AFC Bournemouth midfielder Harry Arter has formally left Cardiff City following the end of his loan spell with the Welsh club.
Cardiff City were relegated from the Premier League, with Arter making 25 appearances.
Thank you to everyone associated with Cardiff City, loved every minute and just disappointed we wasn’t able to stay up. Thanks for all your support throughout the year and I wish nothing but the best for the future. ????
— Harry Arter (@HarryArter2) May 10, 2019
The 29-year-old Republic of Ireland international’s future is very much in the air with him seemingly unlikely to return to AFC Bournemouth despite still having a contract at Dean Court.
Arter made the move to AFC Bournemouth in 2010 from then Conference South side Woking for £4,000.
Arter has been a mainstay in the Cherries squad under Eddie Howe’s two spells at the club.
He has amassed over 250 appearances in all competitions and has played an undeniable key role in AFC Bournemouth’s rise from the third tier of English football to establishing themselves in the Premier League.
He was the heart of the Cherries midfield as AFC Bournemouth won promotion from League One in 2013 and won the Championship title in 2015.
Arter remained a key player as the Cherries made the step up into the Premier League, but during the 2017/18 season, his on the pitch life took a dip for the first time since he was sent packing for a months loan spell with Carlisle United in March 2011 by former manager Lee Bradbury.
Arter made just 13 Premier League appearances (just one in 2018), totalling 962 minutes in comparison to his 35 appearances and 2,959 minutes the season before.
He made the move to Cardiff City, where he publically stated he would like to remain if they could avoid relegation.
The Irish Independent believe that newly promoted Aston Villa, Championship side Stoke City and recently relegated and managed by brother-in-law Scott Parker’s Fulham are all tracking Arter.
AFC Bournemouth manager Eddie Howe told the Daily Echo…
“I’ll sit down with Harry and have a conversation with him and see what we do. I think it’s going to be a two-way process.
“I think he’s done a really good job for Cardiff this year, so let’s wait and see.”

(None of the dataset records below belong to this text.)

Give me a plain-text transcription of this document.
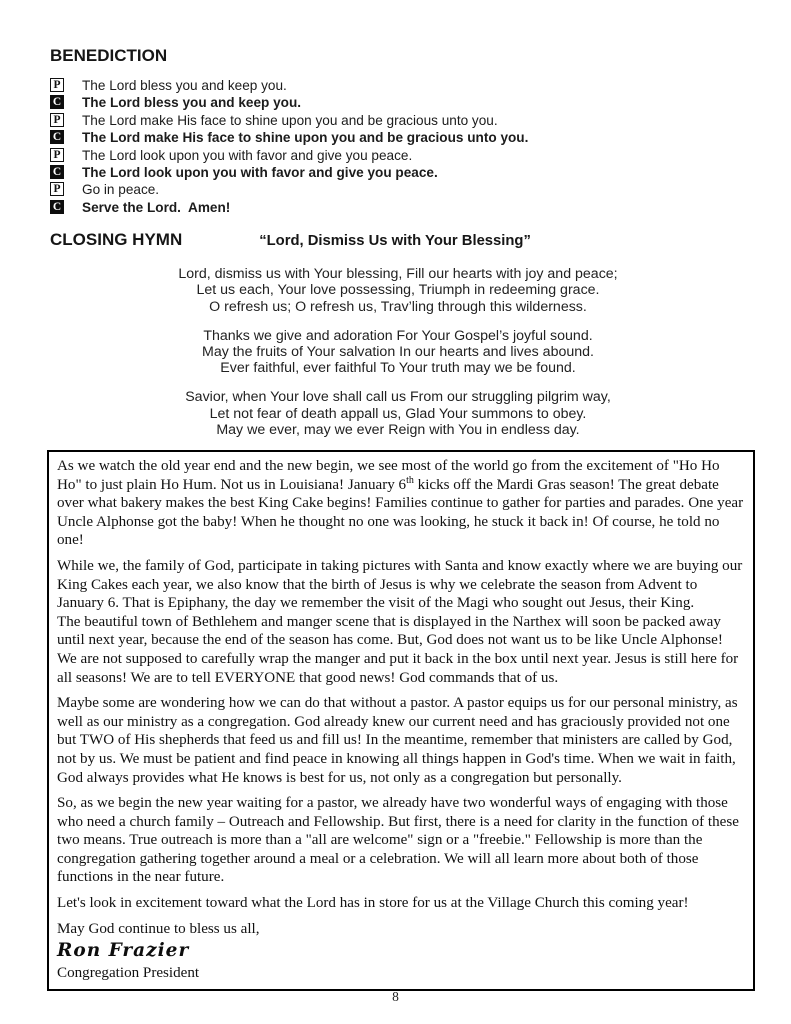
BENEDICTION
P The Lord bless you and keep you.
C The Lord bless you and keep you.
P The Lord make His face to shine upon you and be gracious unto you.
C The Lord make His face to shine upon you and be gracious unto you.
P The Lord look upon you with favor and give you peace.
C The Lord look upon you with favor and give you peace.
P Go in peace.
C Serve the Lord.  Amen!
CLOSING HYMN	“Lord, Dismiss Us with Your Blessing”
Lord, dismiss us with Your blessing, Fill our hearts with joy and peace;
Let us each, Your love possessing, Triumph in redeeming grace.
O refresh us; O refresh us, Trav’ling through this wilderness.
Thanks we give and adoration For Your Gospel’s joyful sound.
May the fruits of Your salvation In our hearts and lives abound.
Ever faithful, ever faithful To Your truth may we be found.
Savior, when Your love shall call us From our struggling pilgrim way,
Let not fear of death appall us, Glad Your summons to obey.
May we ever, may we ever Reign with You in endless day.

As we watch the old year end and the new begin, we see most of the world go from the excitement of "Ho Ho Ho" to just plain Ho Hum. Not us in Louisiana! January 6th kicks off the Mardi Gras season! The great debate over what bakery makes the best King Cake begins! Families continue to gather for parties and parades. One year Uncle Alphonse got the baby! When he thought no one was looking, he stuck it back in! Of course, he told no one!

While we, the family of God, participate in taking pictures with Santa and know exactly where we are buying our King Cakes each year, we also know that the birth of Jesus is why we celebrate the season from Advent to January 6. That is Epiphany, the day we remember the visit of the Magi who sought out Jesus, their King.
The beautiful town of Bethlehem and manger scene that is displayed in the Narthex will soon be packed away until next year, because the end of the season has come. But, God does not want us to be like Uncle Alphonse! We are not supposed to carefully wrap the manger and put it back in the box until next year. Jesus is still here for all seasons! We are to tell EVERYONE that good news! God commands that of us.

Maybe some are wondering how we can do that without a pastor. A pastor equips us for our personal ministry, as well as our ministry as a congregation. God already knew our current need and has graciously provided not one but TWO of His shepherds that feed us and fill us! In the meantime, remember that ministers are called by God, not by us. We must be patient and find peace in knowing all things happen in God's time. When we wait in faith, God always provides what He knows is best for us, not only as a congregation but personally.

So, as we begin the new year waiting for a pastor, we already have two wonderful ways of engaging with those who need a church family – Outreach and Fellowship. But first, there is a need for clarity in the function of these two means. True outreach is more than a "all are welcome" sign or a "freebie." Fellowship is more than the congregation gathering together around a meal or a celebration. We will all learn more about both of those functions in the near future.

Let's look in excitement toward what the Lord has in store for us at the Village Church this coming year!

May God continue to bless us all,

Ron Frazier
Congregation President
8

“I’ve got so much time and respect for Harry…”
He’s been a great player for us and there will always be that special bond between player and club for the part he played in our rise through the divisions and also the difficult off-field journey he and his family have been on.

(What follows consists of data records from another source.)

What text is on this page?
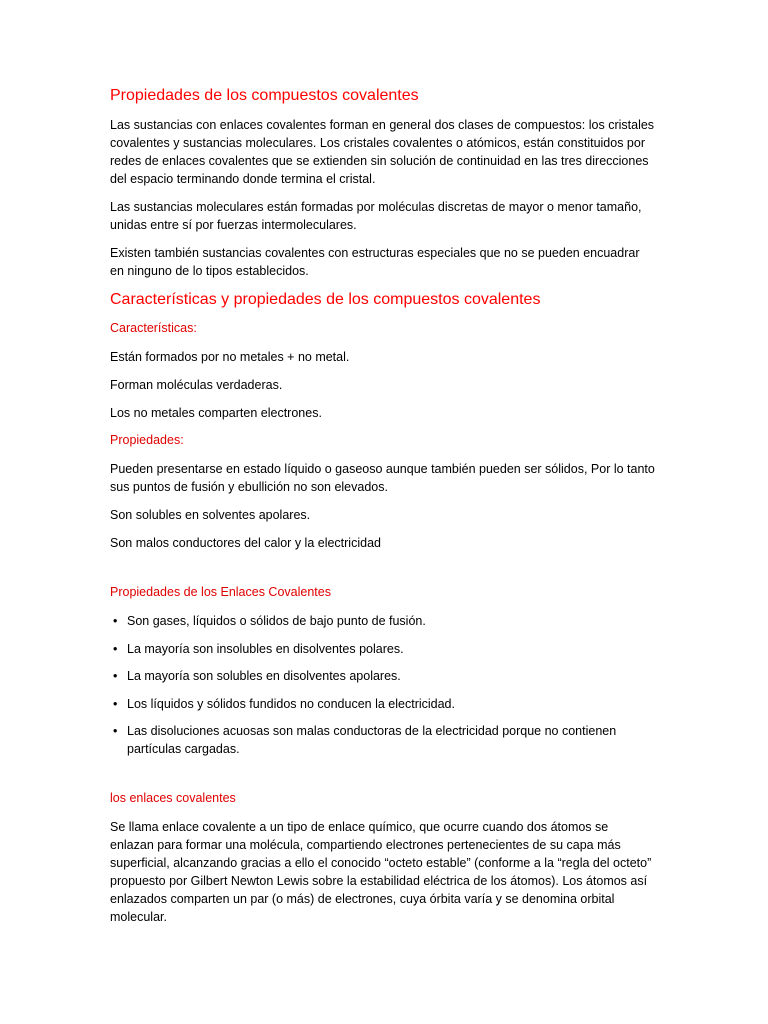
Propiedades de los compuestos covalentes

Las sustancias con enlaces covalentes forman en general dos clases de compuestos: los cristales covalentes y sustancias moleculares. Los cristales covalentes o atómicos, están constituidos por redes de enlaces covalentes que se extienden sin solución de continuidad en las tres direcciones del espacio terminando donde termina el cristal.

Las sustancias moleculares están formadas por moléculas discretas de mayor o menor tamaño, unidas entre sí por fuerzas intermoleculares.

Existen también sustancias covalentes con estructuras especiales que no se pueden encuadrar en ninguno de lo tipos establecidos.

Características y propiedades de los compuestos covalentes
Características:

Están formados por no metales + no metal.

Forman moléculas verdaderas.

Los no metales comparten electrones.

Propiedades:

Pueden presentarse en estado líquido o gaseoso aunque también pueden ser sólidos, Por lo tanto sus puntos de fusión y ebullición no son elevados.

Son solubles en solventes apolares.

Son malos conductores del calor y la electricidad

Propiedades de los Enlaces Covalentes
• Son gases, líquidos o sólidos de bajo punto de fusión.
• La mayoría son insolubles en disolventes polares.
• La mayoría son solubles en disolventes apolares.
• Los líquidos y sólidos fundidos no conducen la electricidad.
• Las disoluciones acuosas son malas conductoras de la electricidad porque no contienen partículas cargadas.
los enlaces covalentes

Se llama enlace covalente a un tipo de enlace químico, que ocurre cuando dos átomos se enlazan para formar una molécula, compartiendo electrones pertenecientes de su capa más superficial, alcanzando gracias a ello el conocido “octeto estable” (conforme a la “regla del octeto” propuesto por Gilbert Newton Lewis sobre la estabilidad eléctrica de los átomos). Los átomos así enlazados comparten un par (o más) de electrones, cuya órbita varía y se denomina orbital molecular.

It’s been great to follow his development from being plucked from non-league to an international player for Ireland.
As much as anything it’s his leadership qualities we’ve not yet been able to replace in midfield, (the geeing up, rallying the troops, crunching tackle to get the crowd going, etc) although with Jefferson Lerma hopefully picking up a bit more of the lingo, maybe he will be able to step into that role (he’s certainly got the crunching tackle covered!).